Treize jours avant la tenue des élections générales britanniques, le suspense est à son comble. Au moment où nous mettons en ligne, les sondages ne départagent pas les deux grandes formations traditionnelles, les Torries (parti conservateur) et le Labour (parti travailliste). Comme lors du dernier scrutin, le vainqueur devra probablement s’acoquiner avec un ou des partis minoritaires pour espérer gouverner. Les observateurs imaginent trois possibilités: une reconduction de l’alliance Torry-libéraux démocrates (Lib-Dem), au pouvoir. A laquelle, le Premier ministre, David Cameron, pourrait accoler le parti souverainiste Ukip, en cas de résultat trop serré. Last but not least: une alliance entre le Labour, les Greens et les indépendantistes écossais du SNP.
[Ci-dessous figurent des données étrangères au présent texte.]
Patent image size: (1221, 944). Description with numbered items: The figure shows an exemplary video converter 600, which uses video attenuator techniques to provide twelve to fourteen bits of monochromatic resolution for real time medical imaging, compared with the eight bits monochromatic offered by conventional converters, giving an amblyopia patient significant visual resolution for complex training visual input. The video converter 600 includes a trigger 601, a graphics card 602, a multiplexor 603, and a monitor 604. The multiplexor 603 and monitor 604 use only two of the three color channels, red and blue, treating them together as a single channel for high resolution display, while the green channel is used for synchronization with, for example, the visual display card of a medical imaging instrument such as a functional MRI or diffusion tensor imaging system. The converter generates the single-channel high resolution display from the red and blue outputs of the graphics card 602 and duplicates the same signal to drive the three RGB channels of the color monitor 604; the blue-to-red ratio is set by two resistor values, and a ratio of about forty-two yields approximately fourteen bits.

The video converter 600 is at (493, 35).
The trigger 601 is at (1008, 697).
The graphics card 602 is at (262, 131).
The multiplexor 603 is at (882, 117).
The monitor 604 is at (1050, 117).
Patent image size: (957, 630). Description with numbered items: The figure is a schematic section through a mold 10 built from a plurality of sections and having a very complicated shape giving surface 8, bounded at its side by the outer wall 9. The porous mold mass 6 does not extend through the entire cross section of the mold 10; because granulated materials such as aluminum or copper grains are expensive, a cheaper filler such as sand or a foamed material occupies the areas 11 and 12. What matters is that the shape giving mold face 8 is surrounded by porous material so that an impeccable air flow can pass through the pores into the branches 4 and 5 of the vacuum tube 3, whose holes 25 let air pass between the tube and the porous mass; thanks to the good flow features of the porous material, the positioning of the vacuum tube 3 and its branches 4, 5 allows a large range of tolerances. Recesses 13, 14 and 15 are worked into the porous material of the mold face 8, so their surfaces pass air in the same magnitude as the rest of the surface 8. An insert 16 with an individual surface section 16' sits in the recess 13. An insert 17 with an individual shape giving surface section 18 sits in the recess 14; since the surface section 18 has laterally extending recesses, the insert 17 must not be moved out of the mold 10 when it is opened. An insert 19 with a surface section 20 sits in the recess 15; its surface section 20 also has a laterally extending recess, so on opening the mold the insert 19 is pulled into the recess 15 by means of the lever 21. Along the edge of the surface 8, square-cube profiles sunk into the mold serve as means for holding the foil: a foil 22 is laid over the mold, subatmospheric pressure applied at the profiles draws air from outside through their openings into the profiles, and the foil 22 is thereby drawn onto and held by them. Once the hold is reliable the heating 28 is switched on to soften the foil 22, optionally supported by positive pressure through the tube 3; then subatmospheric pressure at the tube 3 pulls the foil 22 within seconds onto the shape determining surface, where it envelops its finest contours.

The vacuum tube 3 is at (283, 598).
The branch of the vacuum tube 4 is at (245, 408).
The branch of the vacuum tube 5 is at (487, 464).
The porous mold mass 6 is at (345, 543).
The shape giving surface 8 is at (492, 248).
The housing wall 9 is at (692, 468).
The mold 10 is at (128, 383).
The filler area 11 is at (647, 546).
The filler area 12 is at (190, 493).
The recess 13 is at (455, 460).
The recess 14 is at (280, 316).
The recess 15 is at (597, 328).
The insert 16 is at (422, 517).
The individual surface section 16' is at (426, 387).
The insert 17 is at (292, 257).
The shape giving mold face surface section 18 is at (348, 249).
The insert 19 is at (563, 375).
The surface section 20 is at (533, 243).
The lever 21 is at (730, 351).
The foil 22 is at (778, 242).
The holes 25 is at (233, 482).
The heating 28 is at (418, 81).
Mais nous n’en sommes pas encore là. La parole est, pour l’heure, aux candidats. Et le moins que l’on puisse dire, c’est qu’ils ne s’épuisent pas sur les questions environnementales. Autoproclamé «le plus vert des gouvernements qu’ait jamais eu le Royaume-Uni», l’administration Cameron affiche le plus complet des programmes. Ce qui ne signifie pas qu’il soit conséquent.

Vélo et voiture propre

Au chapitre des transports, les Torries misent tout sur le vélo et le véhicule propre. Durant la prochaine mandature, ils promettent d’investir 200 millions de livres (280 millions d’euros) pour «doubler le nombre de trajets réalisés en vélo» et 500 M£ (700 M€) pour le véhicule propre. Avec pour objectif ultime que toutes les voitures soient «zéro émission» d’ici 2050. Une certaine vision du développement durable. Pour autant, le parti des bleus ne s’interdit pas de construire plein de nouvelles routes, mais en diminuant leur impact environnemental: 200 M£ seront ainsi consacrés à réduire la pollution lumineuse nocturne.

TGV et aéroport

Prévoyants, les adorateurs de l’arbre vert jurent qu’ils compenseront les dommages environnementaux causés par la construction de High Speed 2 (HS2)[1], seconde ligne de train à grande vitesse du Royaume. Un projet que Ukip –possible partenaire des conservateurs- souhaite enterrer dès que possible. Parce qu’il sera, en partie, financé par des capitaux chinois? Les souverainistes ne soutiennent d’ailleurs aucun système de transport collectif. Ils souhaitent l’abolition des péages des autoroutes, la réouverture de l’aéroport de Manston pour développer le transport aérien à bas coût. Les travaillistes ne proposent pas grand-chose. Si ce n’est de créer une autorité publique pour chapeauter les compagnies privées de transport ferroviaire.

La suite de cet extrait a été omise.